Under the current statute, then, it is not enough for the employer to show that the employee’s physical impairment is somehow related to the duties he must perform in the position sought. Nor is it sufficient to show that the impairment precludes the employee from performing the duties in a perfect manner. The statute bars discrimination against an impaired individual who is reasonably able to do what the position requires. Unless it is shown that the employee’s physical condition precludes him from performing to that extent, the disability is irrelevant to the job and can form no basis for denying him the position.

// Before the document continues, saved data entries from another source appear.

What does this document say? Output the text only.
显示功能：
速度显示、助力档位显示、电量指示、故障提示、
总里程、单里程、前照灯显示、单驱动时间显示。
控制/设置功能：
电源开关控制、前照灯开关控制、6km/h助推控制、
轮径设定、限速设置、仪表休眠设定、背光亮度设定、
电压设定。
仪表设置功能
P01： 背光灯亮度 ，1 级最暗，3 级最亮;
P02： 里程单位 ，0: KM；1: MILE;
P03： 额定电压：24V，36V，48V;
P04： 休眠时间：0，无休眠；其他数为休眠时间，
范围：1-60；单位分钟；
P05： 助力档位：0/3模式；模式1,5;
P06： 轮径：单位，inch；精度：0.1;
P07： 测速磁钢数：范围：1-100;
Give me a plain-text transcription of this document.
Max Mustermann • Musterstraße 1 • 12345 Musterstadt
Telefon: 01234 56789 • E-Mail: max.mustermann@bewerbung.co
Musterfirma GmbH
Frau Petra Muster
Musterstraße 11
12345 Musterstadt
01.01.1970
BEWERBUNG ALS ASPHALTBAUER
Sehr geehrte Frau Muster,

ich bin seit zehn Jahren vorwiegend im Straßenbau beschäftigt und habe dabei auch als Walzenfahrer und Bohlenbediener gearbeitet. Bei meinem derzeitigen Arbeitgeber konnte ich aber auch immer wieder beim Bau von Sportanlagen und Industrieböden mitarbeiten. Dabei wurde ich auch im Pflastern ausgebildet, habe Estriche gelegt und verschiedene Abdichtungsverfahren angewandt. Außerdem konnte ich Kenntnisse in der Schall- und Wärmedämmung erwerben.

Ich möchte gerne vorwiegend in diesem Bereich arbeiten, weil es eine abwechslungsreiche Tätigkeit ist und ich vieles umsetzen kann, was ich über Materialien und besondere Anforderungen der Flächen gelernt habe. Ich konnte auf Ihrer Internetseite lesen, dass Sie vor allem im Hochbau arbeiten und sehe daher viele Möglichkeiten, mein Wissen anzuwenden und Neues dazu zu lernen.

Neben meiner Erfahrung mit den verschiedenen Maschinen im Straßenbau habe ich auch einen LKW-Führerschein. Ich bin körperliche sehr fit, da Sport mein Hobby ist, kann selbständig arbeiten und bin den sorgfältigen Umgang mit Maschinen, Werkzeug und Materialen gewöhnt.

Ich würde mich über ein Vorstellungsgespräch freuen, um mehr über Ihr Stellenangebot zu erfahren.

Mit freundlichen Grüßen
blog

Thus at this stage of the proceeding the trial court erred in dismissing the petition. Even if it be assumed, as the Authority contends, that the restrictions imposed by petitioner’s heart condition do relate to the duties of an assistant station manager and may impair his ability to “fully” perform those duties to some unspecified extent, it does not follow that petitioner can claim no protection from the Human Rights Law. As noted, the determinative question under the amended statute is whether the petitioner is incapable of performing the duties required by the supervisory position in a reasonable manner and nothing submitted thus far by either side eliminates this as a factual question. Indeed at this stage it appears that the Authority terminated petitioner solely because of his probationary status. This it may not do if, as the petitioner contends, there was discrimination under the statute.

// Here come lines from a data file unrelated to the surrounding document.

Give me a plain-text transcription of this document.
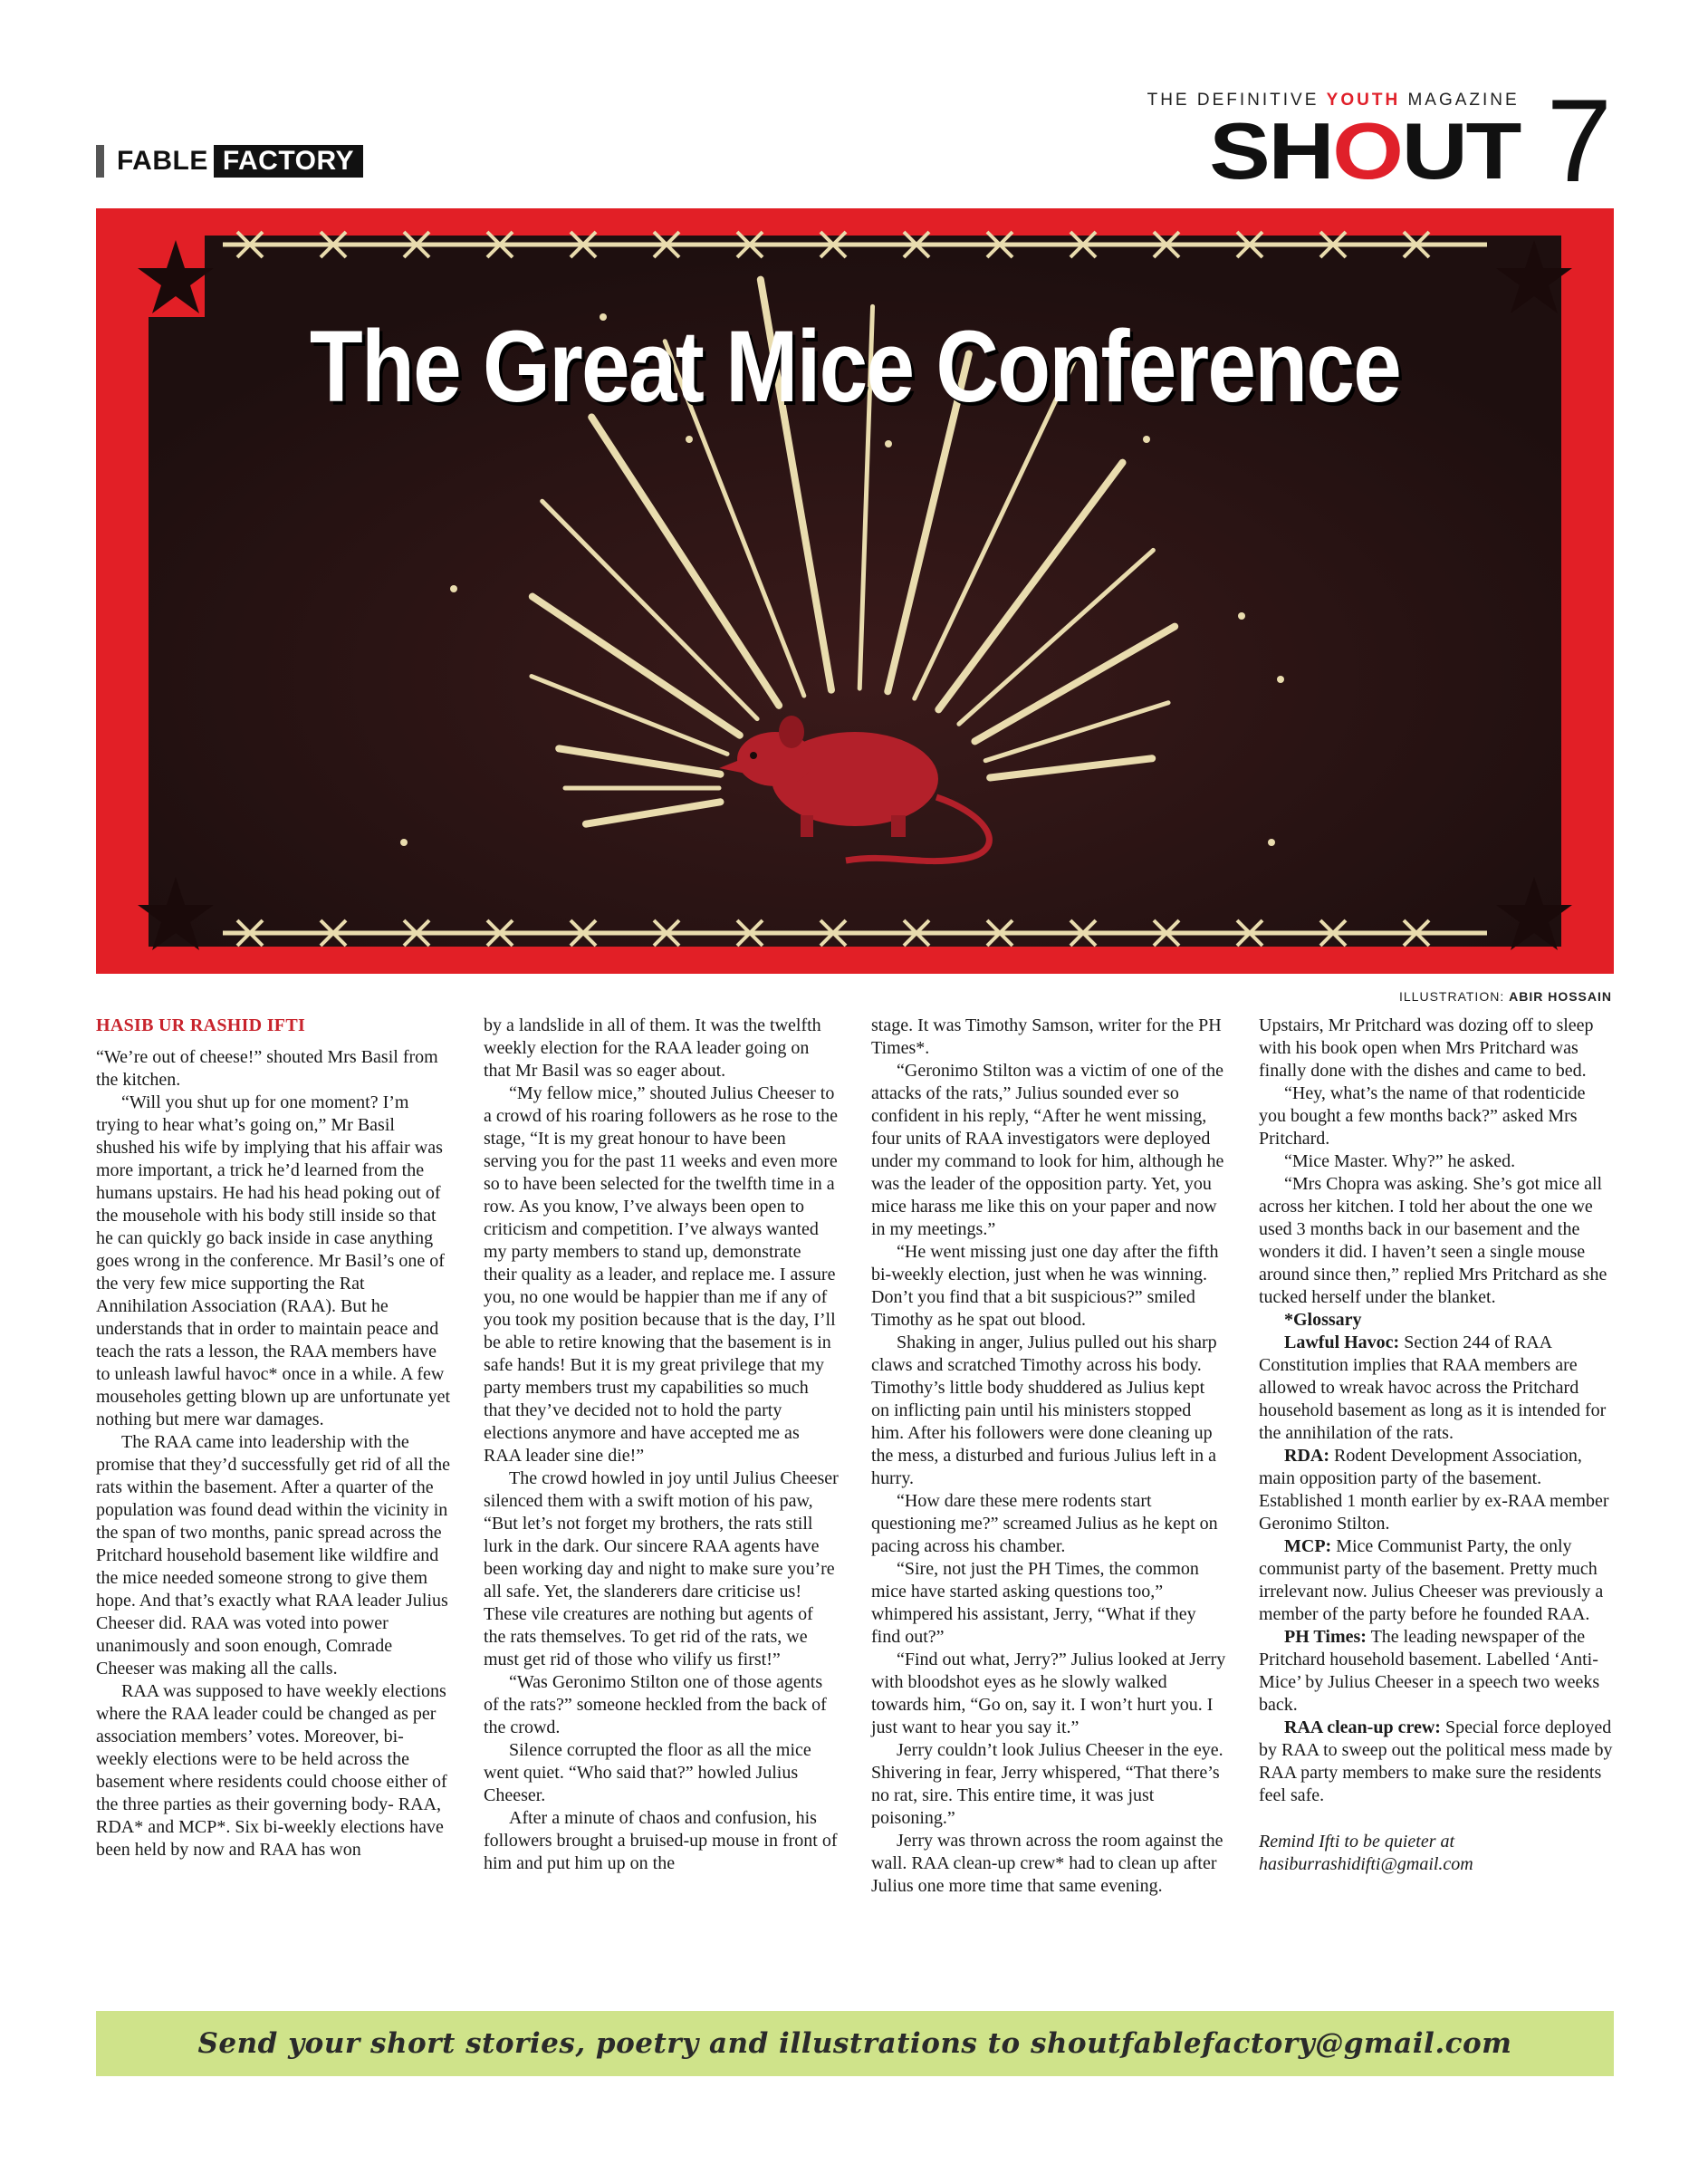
FABLE FACTORY
THE DEFINITIVE YOUTH MAGAZINE
SHOUT 7
The Great Mice Conference
ILLUSTRATION: ABIR HOSSAIN
HASIB UR RASHID IFTI

“We’re out of cheese!” shouted Mrs Basil from the kitchen.

“Will you shut up for one moment? I’m trying to hear what’s going on,” Mr Basil shushed his wife by implying that his affair was more important, a trick he’d learned from the humans upstairs. He had his head poking out of the mousehole with his body still inside so that he can quickly go back inside in case anything goes wrong in the conference. Mr Basil’s one of the very few mice supporting the Rat Annihilation Association (RAA). But he understands that in order to maintain peace and teach the rats a lesson, the RAA members have to unleash lawful havoc* once in a while. A few mouseholes getting blown up are unfortunate yet nothing but mere war damages.

The RAA came into leadership with the promise that they’d successfully get rid of all the rats within the basement. After a quarter of the population was found dead within the vicinity in the span of two months, panic spread across the Pritchard household basement like wildfire and the mice needed someone strong to give them hope. And that’s exactly what RAA leader Julius Cheeser did. RAA was voted into power unanimously and soon enough, Comrade Cheeser was making all the calls.

RAA was supposed to have weekly elections where the RAA leader could be changed as per association members’ votes. Moreover, bi-weekly elections were to be held across the basement where residents could choose either of the three parties as their governing body- RAA, RDA* and MCP*. Six bi-weekly elections have been held by now and RAA has won

by a landslide in all of them. It was the twelfth weekly election for the RAA leader going on that Mr Basil was so eager about.

“My fellow mice,” shouted Julius Cheeser to a crowd of his roaring followers as he rose to the stage, “It is my great honour to have been serving you for the past 11 weeks and even more so to have been selected for the twelfth time in a row. As you know, I’ve always been open to criticism and competition. I’ve always wanted my party members to stand up, demonstrate their quality as a leader, and replace me. I assure you, no one would be happier than me if any of you took my position because that is the day, I’ll be able to retire knowing that the basement is in safe hands! But it is my great privilege that my party members trust my capabilities so much that they’ve decided not to hold the party elections anymore and have accepted me as RAA leader sine die!”

The crowd howled in joy until Julius Cheeser silenced them with a swift motion of his paw, “But let’s not forget my brothers, the rats still lurk in the dark. Our sincere RAA agents have been working day and night to make sure you’re all safe. Yet, the slanderers dare criticise us! These vile creatures are nothing but agents of the rats themselves. To get rid of the rats, we must get rid of those who vilify us first!”

“Was Geronimo Stilton one of those agents of the rats?” someone heckled from the back of the crowd.

Silence corrupted the floor as all the mice went quiet. “Who said that?” howled Julius Cheeser.

After a minute of chaos and confusion, his followers brought a bruised-up mouse in front of him and put him up on the

stage. It was Timothy Samson, writer for the PH Times*.

“Geronimo Stilton was a victim of one of the attacks of the rats,” Julius sounded ever so confident in his reply, “After he went missing, four units of RAA investigators were deployed under my command to look for him, although he was the leader of the opposition party. Yet, you mice harass me like this on your paper and now in my meetings.”

“He went missing just one day after the fifth bi-weekly election, just when he was winning. Don’t you find that a bit suspicious?” smiled Timothy as he spat out blood.

Shaking in anger, Julius pulled out his sharp claws and scratched Timothy across his body. Timothy’s little body shuddered as Julius kept on inflicting pain until his ministers stopped him. After his followers were done cleaning up the mess, a disturbed and furious Julius left in a hurry.

“How dare these mere rodents start questioning me?” screamed Julius as he kept on pacing across his chamber.

“Sire, not just the PH Times, the common mice have started asking questions too,” whimpered his assistant, Jerry, “What if they find out?”

“Find out what, Jerry?” Julius looked at Jerry with bloodshot eyes as he slowly walked towards him, “Go on, say it. I won’t hurt you. I just want to hear you say it.”

Jerry couldn’t look Julius Cheeser in the eye. Shivering in fear, Jerry whispered, “That there’s no rat, sire. This entire time, it was just poisoning.”

Jerry was thrown across the room against the wall. RAA clean-up crew* had to clean up after Julius one more time that same evening.

Upstairs, Mr Pritchard was dozing off to sleep with his book open when Mrs Pritchard was finally done with the dishes and came to bed.

“Hey, what’s the name of that rodenticide you bought a few months back?” asked Mrs Pritchard.

“Mice Master. Why?” he asked.

“Mrs Chopra was asking. She’s got mice all across her kitchen. I told her about the one we used 3 months back in our basement and the wonders it did. I haven’t seen a single mouse around since then,” replied Mrs Pritchard as she tucked herself under the blanket.

*Glossary

Lawful Havoc: Section 244 of RAA Constitution implies that RAA members are allowed to wreak havoc across the Pritchard household basement as long as it is intended for the annihilation of the rats.

RDA: Rodent Development Association, main opposition party of the basement. Established 1 month earlier by ex-RAA member Geronimo Stilton.

MCP: Mice Communist Party, the only communist party of the basement. Pretty much irrelevant now. Julius Cheeser was previously a member of the party before he founded RAA.

PH Times: The leading newspaper of the Pritchard household basement. Labelled ‘Anti-Mice’ by Julius Cheeser in a speech two weeks back.

RAA clean-up crew: Special force deployed by RAA to sweep out the political mess made by RAA party members to make sure the residents feel safe.

Remind Ifti to be quieter at hasiburrashidifti@gmail.com

Send your short stories, poetry and illustrations to shoutfablefactory@gmail.com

*533In sum, the motion to dismiss the petition should have been denied and the Authority should be required to submit its answer (CPLR 7804, subd [f]) addressing the discrimination issue. The court must then decide whether questions of fact exist warranting a hearing with respect to whether the petitioner’s probationary appointment was terminated because of his physical condition, and if so, whether the restrictions imposed by that condition and the nature of the activities actually required for the supervisory position would justify a conclusion that he cannot perform the job in a reasonable manner.*

The order of the Appellate Division should be reversed, the motion to dismiss denied and the case remitted to the Supreme Court, Kings County, for further proceedings in accordance with this opinion.

We reject the suggestion in the concurring opinion that the reasonableness standard should be interpreted in a technical manner so as to require a parsing out and separate evaluation of each activity, as opposed to a more general consideration of the employee’s over-all ability to perform the job. When reasonableness is the test the weight to be accorded to a particular factor cannot be predicted in advance but must be considered in light of all the circumstances of the particular case. Thus in our view the suggested interpretation is inconsistent with the obvious intent of the recent amendment to shift the focus from technicalities to practicalities in cases involving claims of job discrimination on the basis of physical disability.